Удачное время и место
Многие верят, что есть в системе координат мира некая идеальная точка, в которой время и место достигают гармонии. Быть может, именно это заставляет людей покидать свои дома — они полагают, что даже хаотическое движение увеличивает вероятность найти такую точку. Попасть в нужный момент в нужное место, воспользоваться шансом, ухватить мгновение за хвост — и вот уже шифр замка взломан, выигрышная комбинация цифр найдена, истина открыта. Не упустить, скользить по волнам случая, стечения обстоятельств, предначертания судьбы. Делать ничего не нужно — только прибыть, оказаться в этом неповторимом сочетании времени и места. Там можно найти большую любовь, счастье, выигрыш в лотерею или разгадку тайны, над которой столетиями тщетно бьется человечество, а возможно, и собственную смерть. Бывает, поутру вдруг покажется — момент этот уже близок: не исключено, что он настанет уже сегодня.
Инструкция
Мне снилось, что я листаю американский журнал с фотографиями водных резервуаров и бассейнов. Я видела все очень подробно. Буквы «a», «b», «c», тщательно описывающие каждый элемент схемы или плана. Я с любопытством принялась читать статью под названием «Как построить океан. Инструкция».
Великопостная вечеря
— Зовите меня Эрик, — неизменно заявлял он вместо приветствия, входя в маленький бар, который в это время года отапливался только камином, и все доброжелательно улыбались ему, а кое-кто даже делал приглашающий жест рукой: присаживайся, мол, к нам. Эрик, в общем-то, был неплохим мужиком, и — несмотря на все чудачества — его любили. Но поначалу, пока не выпьет свою норму, он выглядел мрачным и сидел в самом холодном углу, подальше от камина. Эрик и не нуждался в его тепле — закаленный здоровяк, он согревал себя сам.
— Остров… — заказывая первую огромную кружку пива, вздыхал Эрик — для затравки, словно бы ни к кому не обращаясь, но так, чтобы все слышали, явно провоцируя публику. — До чего же убог здешний разум. Жопа мира.
Окружающие вряд ли догадывались, о чем он, но понимающе гоготали.
— Эй, Эрик, когда на китобойное судно? — громко интересовались они, багровея от тепла и выпивки.
В ответ Эрик разражался витиеватым ругательством (высокая поэзия, никто не мог с ним сравниться) — это входило в ежевечерний ритуал. Ибо каждый день плыл, точно паром на тросах, от одного берега к другому, каждый раз минуя по дороге одни и те же красные буйки, призванные лишить воду ее монополии на бесконечность, сделать измеримой, то есть создать иллюзию подконтрольности.

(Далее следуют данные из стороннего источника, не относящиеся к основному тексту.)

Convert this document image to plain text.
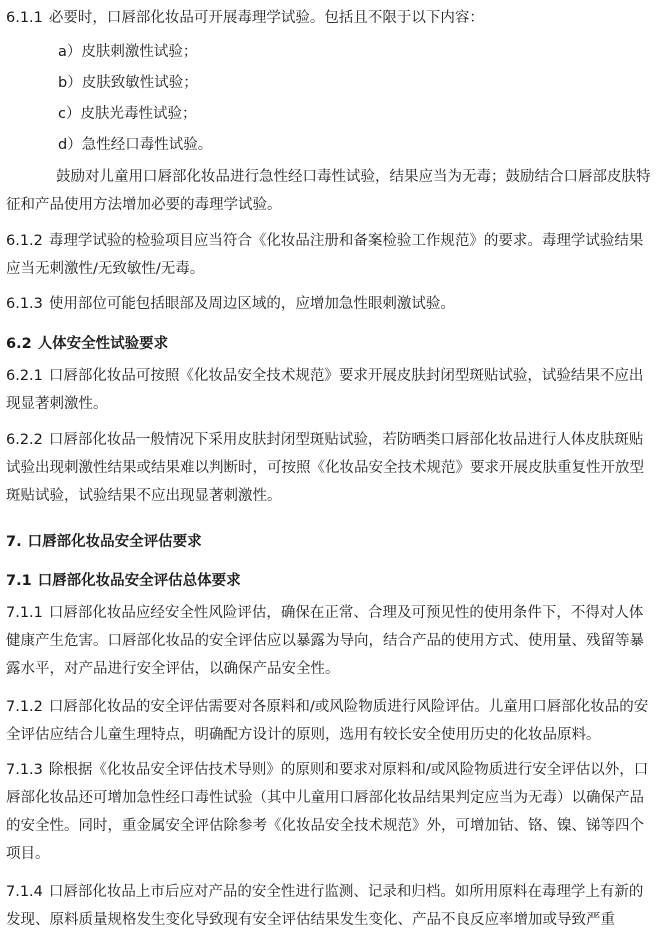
6.1.1 必要时，口唇部化妆品可开展毒理学试验。包括且不限于以下内容：
a）皮肤刺激性试验；
b）皮肤致敏性试验；
c）皮肤光毒性试验；
d）急性经口毒性试验。
鼓励对儿童用口唇部化妆品进行急性经口毒性试验，结果应当为无毒；鼓励结合口唇部皮肤特征和产品使用方法增加必要的毒理学试验。
6.1.2 毒理学试验的检验项目应当符合《化妆品注册和备案检验工作规范》的要求。毒理学试验结果应当无刺激性/无致敏性/无毒。
6.1.3 使用部位可能包括眼部及周边区域的，应增加急性眼刺激试验。
6.2 人体安全性试验要求
6.2.1 口唇部化妆品可按照《化妆品安全技术规范》要求开展皮肤封闭型斑贴试验，试验结果不应出现显著刺激性。
6.2.2 口唇部化妆品一般情况下采用皮肤封闭型斑贴试验，若防晒类口唇部化妆品进行人体皮肤斑贴试验出现刺激性结果或结果难以判断时，可按照《化妆品安全技术规范》要求开展皮肤重复性开放型斑贴试验，试验结果不应出现显著刺激性。
7. 口唇部化妆品安全评估要求
7.1 口唇部化妆品安全评估总体要求
7.1.1 口唇部化妆品应经安全性风险评估，确保在正常、合理及可预见性的使用条件下，不得对人体健康产生危害。口唇部化妆品的安全评估应以暴露为导向，结合产品的使用方式、使用量、残留等暴露水平，对产品进行安全评估，以确保产品安全性。
7.1.2 口唇部化妆品的安全评估需要对各原料和/或风险物质进行风险评估。儿童用口唇部化妆品的安全评估应结合儿童生理特点，明确配方设计的原则，选用有较长安全使用历史的化妆品原料。
7.1.3 除根据《化妆品安全评估技术导则》的原则和要求对原料和/或风险物质进行安全评估以外，口唇部化妆品还可增加急性经口毒性试验（其中儿童用口唇部化妆品结果判定应当为无毒）以确保产品的安全性。同时，重金属安全评估除参考《化妆品安全技术规范》外，可增加钴、铬、镍、锑等四个项目。
7.1.4 口唇部化妆品上市后应对产品的安全性进行监测、记录和归档。如所用原料在毒理学上有新的发现、原料质量规格发生变化导致现有安全评估结果发生变化、产品不良反应率增加或导致严重
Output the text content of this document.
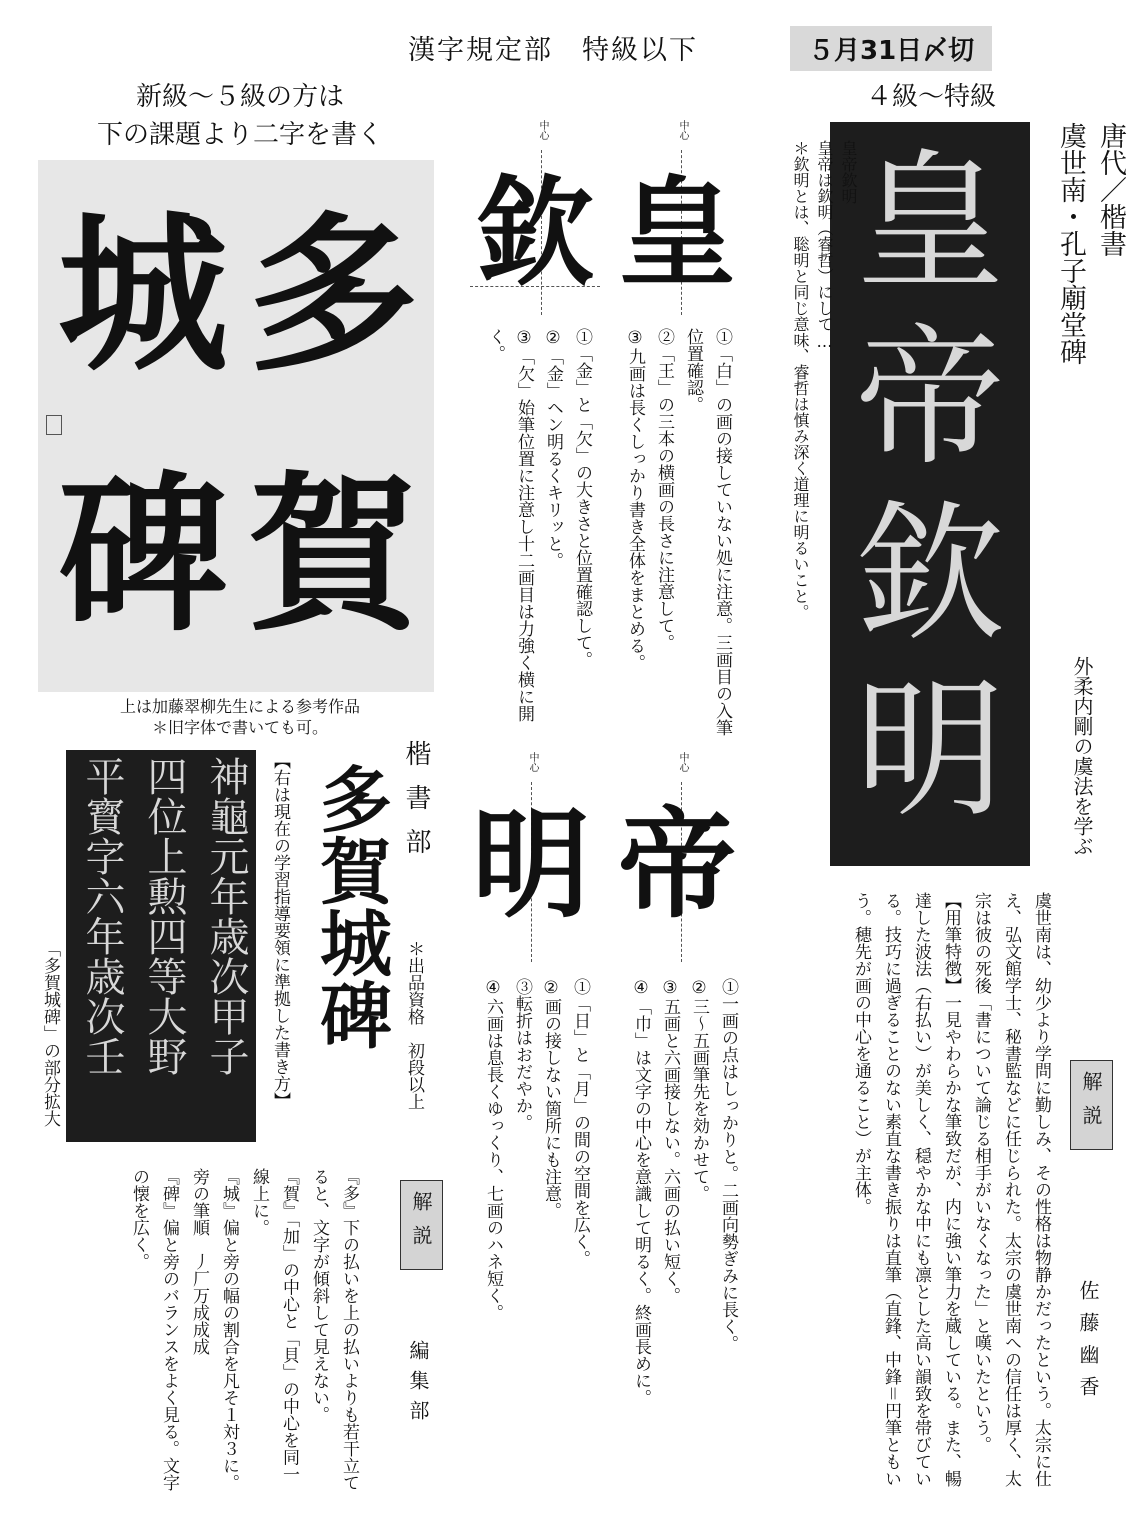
漢字規定部　特級以下	５月31日〆切
新級～５級の方は
下の課題より二字を書く
城 多
碑 賀
上は加藤翠柳先生による参考作品
＊旧字体で書いても可。
４級～特級
皇
帝
欽
明
唐代／楷書
虞世南・孔子廟堂碑
皇帝欽明
皇帝は欽明（睿哲）にして…
＊欽明とは、聡明と同じ意味、睿哲は慎み深く道理に明るいこと。
外柔内剛の虞法を学ぶ
中心	中心
欽 皇
①「白」の画の接していない処に注意。三画目の入筆位置確認。
②「王」の三本の横画の長さに注意して。
③九画は長くしっかり書き全体をまとめる。
①「金」と「欠」の大きさと位置確認して。
②「金」ヘン明るくキリッと。
③「欠」始筆位置に注意し十二画目は力強く横に開く。
中心	中心
明 帝
①一画の点はしっかりと。二画向勢ぎみに長く。
②三～五画筆先を効かせて。
③五画と六画接しない。六画の払い短く。
④「巾」は文字の中心を意識して明るく。終画長めに。
①「日」と「月」の間の空間を広く。
②画の接しない箇所にも注意。
③転折はおだやか。
④六画は息長くゆっくり、七画のハネ短く。
楷書部
＊出品資格　初段以上
多賀城碑
【右は現在の学習指導要領に準拠した書き方】
神龜元年歳次甲子
四位上勲四等大野
平寳字六年歳次壬
「多賀城碑」の部分拡大
解説
編集部
『多』下の払いを上の払いよりも若干立てると、文字が傾斜して見えない。
『賀』「加」の中心と「貝」の中心を同一線上に。
『城』偏と旁の幅の割合を凡そ１対３に。
旁の筆順　丿厂万成成成
『碑』偏と旁のバランスをよく見る。文字の懐を広く。
解説
佐藤幽香
虞世南は、幼少より学問に勤しみ、その性格は物静かだったという。太宗に仕え、弘文館学士、秘書監などに任じられた。太宗の虞世南への信任は厚く、太宗は彼の死後「書について論じる相手がいなくなった」と嘆いたという。
【用筆特徴】一見やわらかな筆致だが、内に強い筆力を蔵している。また、暢達した波法（右払い）が美しく、穏やかな中にも凛とした高い韻致を帯びている。技巧に過ぎることのない素直な書き振りは直筆（直鋒、中鋒＝円筆ともいう。穂先が画の中心を通ること）が主体。
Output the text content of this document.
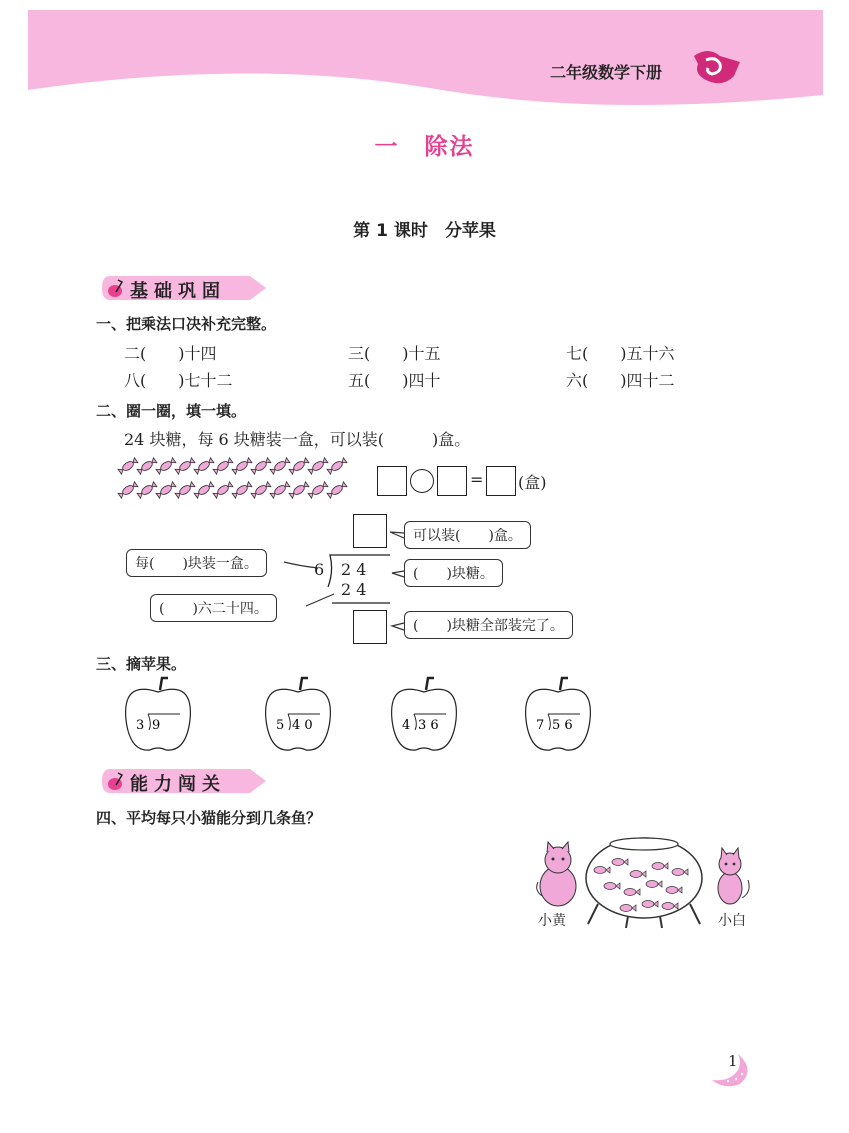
二年级数学下册
一　除法
第 1 课时　分苹果
基础巩固
一、把乘法口决补充完整。
二(　　)十四	三(　　)十五	七(　　)五十六
八(　　)七十二	五(　　)四十	六(　　)四十二
二、圈一圈，填一填。
24 块糖，每 6 块糖装一盒，可以装(　　　)盒。
= (盒)
6 2 4
2 4
可以装(　　)盒。
每(　　)块装一盒。
(　　)块糖。
(　　)六二十四。
(　　)块糖全部装完了。
三、摘苹果。
3 9	5 4 0	4 3 6	7 5 6
能力闯关
四、平均每只小猫能分到几条鱼？
小黄	小白
1
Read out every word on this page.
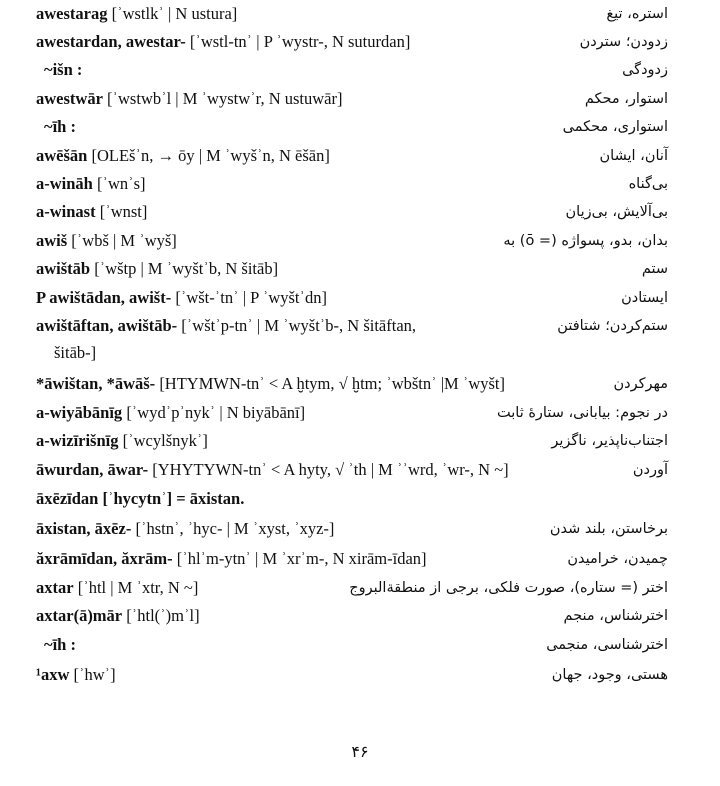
awestarag [ʾwstlkʾ | N ustura]	استره، تیغ
awestardan, awestar- [ʾwstl-tnʾ | P ʾwystr-, N suturdan]	زدودن؛ ستردن
~išn :	زدودگی
awestwār [ʾwstwbʾl | M ʾwystwʾr, N ustuwār]	استوار، محکم
~īh :	استواری، محکمی
awēšān [OLEšʾn, → ōy | M ʾwyšʾn, N ēšān]	آنان، ایشان
a-wināh [ʾwnʾs]	بی‌گناه
a-winast [ʾwnst]	بی‌آلایش، بی‌زیان
awiš [ʾwbš | M ʾwyš]	بدان، بدو، پسواژه (= ō) به
awištāb [ʾwštp | M ʾwyštʾb, N šitāb]	ستم
P awištādan, awišt- [ʾwšt-ʾtnʾ | P ʾwyštʾdn]	ایستادن
awištāftan, awištāb- [ʾwštʾp-tnʾ | M ʾwyštʾb-, N šitāftan,	ستم‌کردن؛ شتافتن
šitāb-]
*āwištan, *āwāš- [HTYMWN-tnʾ < A ḫtym, √ ḫtm; ʾwbštnʾ |M ʾwyšt]	مهرکردن
a-wiyābānīg [ʾwydʾpʾnykʾ | N biyābānī]	در نجوم: بیابانی، ستارهٔ ثابت
a-wizīrišnīg [ʾwcylšnykʾ]	اجتناب‌ناپذیر، ناگزیر
āwurdan, āwar- [YHYTYWN-tnʾ < A hyty, √ ʾth | M ʾʾwrd, ʾwr-, N ~]	آوردن
āxēzīdan [ʾhycytnʾ] = āxistan.
āxistan, āxēz- [ʾhstnʾ, ʾhyc- | M ʾxyst, ʾxyz-]	برخاستن، بلند شدن
ăxrāmīdan, ăxrām- [ʾhlʾm-ytnʾ | M ʾxrʾm-, N xirām-īdan]	چمیدن، خرامیدن
axtar [ʾhtl | M ʾxtr, N ~]	اختر (= ستاره)، صورت فلکی، برجی از منطقةالبروج
axtar(ā)mār [ʾhtl(ʾ)mʾl]	اخترشناس، منجم
~īh :	اخترشناسی، منجمی
¹axw [ʾhwʾ]	هستی، وجود، جهان
۴۶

После очередной кружки Эрик уже был готов присоединиться к прочей публике — так обычно и случалось, — но в последнее время чем больше он пил, тем мрачнее становился. Сидел с саркастической ухмылкой. Не травил свои байки про дальние морские путешествия — те, кто знал его давно, мог убедиться, что Эрик никогда не повторяется или, во всяком случае, всякий раз украшает истории новыми подробностями. Но теперь он рассказывал все реже и только допекал других. Эрик Злобный…
Бывало, накатит на него, и он делался так несносен, что приходилось вмешиваться Хендрику, хозяину этого маленького бара.
— Эй вы, команда, — орал Эрик, тыча во всех пальцем. — Слушайте все! О Бог! Плыть с такой командой дикарей, почти не перенявших человеческих черт от смертных своих матерей. Ублюдки, порожденные свирепой морской пучиной! О жизнь! Вот в такой час, когда душа повержена и угнетена познанием, каким питают ее дикие, грубые явления, — в такой час, о жизнь, начинаю я чувствовать в тебе сокровенный ужас! Но он чужд мне! Этот ужас вне меня!
Хендрик примирительно оттаскивал его в сторону и дружески похлопывал по плечу, а те, что помладше, хохотали, слушая эти странные речи.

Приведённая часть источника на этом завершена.